I am a little embarrassed to admit that this is my favorite tale connected to the Castillo.  I feel terrible for the indignity suffered by the noble and mighty warrior, but at the same time, the thought of using a disembodied head as a parenting tool tickles my darkest funny bone.  The outrage has resulted in the apparition of the chief’s head being seen floating up on the ramparts of the old fort and prison.

Also seen on the ramparts are flashes of lights, resembling soundless explosions emitting from the ornate  brass cannons that stand sentry along the crenellated battlements.  Full body apparitions, in outdated soldiers’ garb have been sighted, as have unexplained wisps of smoke (or something) that glide along in the same area near the cannons.

There are many other ghostly tales connected with this stately fortress, not to mention the whole historic district of St. Augustine.  The historic section of town closes down relatively early in the evening.  On one of our first trips there together, my boyfriend and I arrived at about 10 p.m. to find most of the establishments closed for the evening.  We were able to grab a drink at a local pub before its 11 p.m. closing time, and then we set out through the darkened town to visit the old fort.  While you’re obviously not permitted to enter the fort at night, the outside grounds (and moat) are accessible all night.

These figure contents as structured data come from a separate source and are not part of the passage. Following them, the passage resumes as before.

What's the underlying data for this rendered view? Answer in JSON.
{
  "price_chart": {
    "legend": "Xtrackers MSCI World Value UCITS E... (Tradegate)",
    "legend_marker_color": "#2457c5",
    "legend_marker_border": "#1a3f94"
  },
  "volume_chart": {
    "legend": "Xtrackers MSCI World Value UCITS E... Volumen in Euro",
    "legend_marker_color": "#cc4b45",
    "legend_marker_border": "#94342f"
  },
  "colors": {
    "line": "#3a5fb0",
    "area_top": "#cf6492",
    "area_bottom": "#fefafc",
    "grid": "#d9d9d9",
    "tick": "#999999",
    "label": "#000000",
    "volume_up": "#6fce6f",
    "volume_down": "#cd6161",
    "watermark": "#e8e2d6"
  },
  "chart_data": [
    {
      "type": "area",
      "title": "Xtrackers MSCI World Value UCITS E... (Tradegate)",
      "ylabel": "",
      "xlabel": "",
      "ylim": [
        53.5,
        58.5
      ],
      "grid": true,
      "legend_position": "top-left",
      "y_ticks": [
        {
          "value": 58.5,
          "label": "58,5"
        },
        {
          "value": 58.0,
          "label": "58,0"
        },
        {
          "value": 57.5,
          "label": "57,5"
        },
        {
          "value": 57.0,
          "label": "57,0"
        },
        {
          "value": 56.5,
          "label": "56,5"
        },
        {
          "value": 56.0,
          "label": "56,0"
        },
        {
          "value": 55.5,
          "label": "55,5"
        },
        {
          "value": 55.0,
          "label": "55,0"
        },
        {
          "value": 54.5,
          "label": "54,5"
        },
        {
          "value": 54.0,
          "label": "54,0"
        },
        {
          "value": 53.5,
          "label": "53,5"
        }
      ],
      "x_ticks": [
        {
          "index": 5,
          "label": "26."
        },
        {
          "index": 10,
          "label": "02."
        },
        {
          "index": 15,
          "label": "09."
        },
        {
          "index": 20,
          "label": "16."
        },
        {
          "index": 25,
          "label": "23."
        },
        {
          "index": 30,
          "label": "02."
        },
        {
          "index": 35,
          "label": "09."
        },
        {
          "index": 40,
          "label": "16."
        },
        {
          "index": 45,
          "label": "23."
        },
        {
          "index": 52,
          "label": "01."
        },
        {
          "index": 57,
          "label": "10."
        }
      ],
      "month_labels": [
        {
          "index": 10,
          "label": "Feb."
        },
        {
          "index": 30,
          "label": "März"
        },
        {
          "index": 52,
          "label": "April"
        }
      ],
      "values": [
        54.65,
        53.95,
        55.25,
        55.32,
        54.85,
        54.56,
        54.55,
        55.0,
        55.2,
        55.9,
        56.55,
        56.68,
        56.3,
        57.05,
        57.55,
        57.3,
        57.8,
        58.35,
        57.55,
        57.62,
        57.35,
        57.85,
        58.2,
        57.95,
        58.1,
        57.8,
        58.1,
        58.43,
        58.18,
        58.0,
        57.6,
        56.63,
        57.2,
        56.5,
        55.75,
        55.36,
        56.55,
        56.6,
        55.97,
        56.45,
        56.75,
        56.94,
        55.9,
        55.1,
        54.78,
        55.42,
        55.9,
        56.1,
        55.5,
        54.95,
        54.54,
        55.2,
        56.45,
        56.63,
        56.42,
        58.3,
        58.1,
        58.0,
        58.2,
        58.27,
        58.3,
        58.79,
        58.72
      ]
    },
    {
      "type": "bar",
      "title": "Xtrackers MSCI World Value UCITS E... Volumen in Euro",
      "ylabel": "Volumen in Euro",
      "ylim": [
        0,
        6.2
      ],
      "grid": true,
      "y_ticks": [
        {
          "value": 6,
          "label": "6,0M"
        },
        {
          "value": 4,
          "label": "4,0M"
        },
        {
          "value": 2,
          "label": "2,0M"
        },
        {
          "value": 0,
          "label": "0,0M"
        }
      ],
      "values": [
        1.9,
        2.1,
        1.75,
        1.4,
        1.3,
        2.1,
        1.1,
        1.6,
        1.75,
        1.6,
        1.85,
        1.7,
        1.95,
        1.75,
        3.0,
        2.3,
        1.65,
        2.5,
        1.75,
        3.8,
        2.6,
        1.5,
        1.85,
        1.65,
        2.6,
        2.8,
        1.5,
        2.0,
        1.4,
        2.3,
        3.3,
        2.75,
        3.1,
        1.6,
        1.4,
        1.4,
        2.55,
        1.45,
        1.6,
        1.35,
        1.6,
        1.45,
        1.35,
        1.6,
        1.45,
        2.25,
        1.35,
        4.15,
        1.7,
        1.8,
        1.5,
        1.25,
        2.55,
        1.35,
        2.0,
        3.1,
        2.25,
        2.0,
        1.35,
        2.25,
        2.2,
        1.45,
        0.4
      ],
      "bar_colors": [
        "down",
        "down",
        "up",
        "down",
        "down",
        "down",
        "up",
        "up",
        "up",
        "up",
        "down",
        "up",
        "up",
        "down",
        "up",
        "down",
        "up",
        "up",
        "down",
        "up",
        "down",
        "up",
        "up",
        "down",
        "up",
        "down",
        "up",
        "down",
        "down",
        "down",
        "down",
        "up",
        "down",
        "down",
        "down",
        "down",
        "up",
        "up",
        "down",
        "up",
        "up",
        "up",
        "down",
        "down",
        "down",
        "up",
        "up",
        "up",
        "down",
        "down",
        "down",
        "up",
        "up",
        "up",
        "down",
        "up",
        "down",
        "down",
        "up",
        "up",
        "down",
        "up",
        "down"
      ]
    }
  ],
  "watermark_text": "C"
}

People sit outside the walls and fish in the salty water below its guard towers until the wee hours of the morning.  My boyfriend and I circled the entire building, even descending into the moat, which was pretty much dry since we were visiting before the rainy season started.  It’s a wonderful experience to explore those historic grounds by moonlight, with the tall walls silhouetted against the silvery clouds as they scuttle across the night sky.  We didn’t see any ghosts on that or any of our subsequent visits, but each and every time we visited, we felt an almost physical sense of history hanging about the place.  There’s no eloquent way to describe the experience, but when you feel it, you won’t mistake it.  That Castillo is alive with it.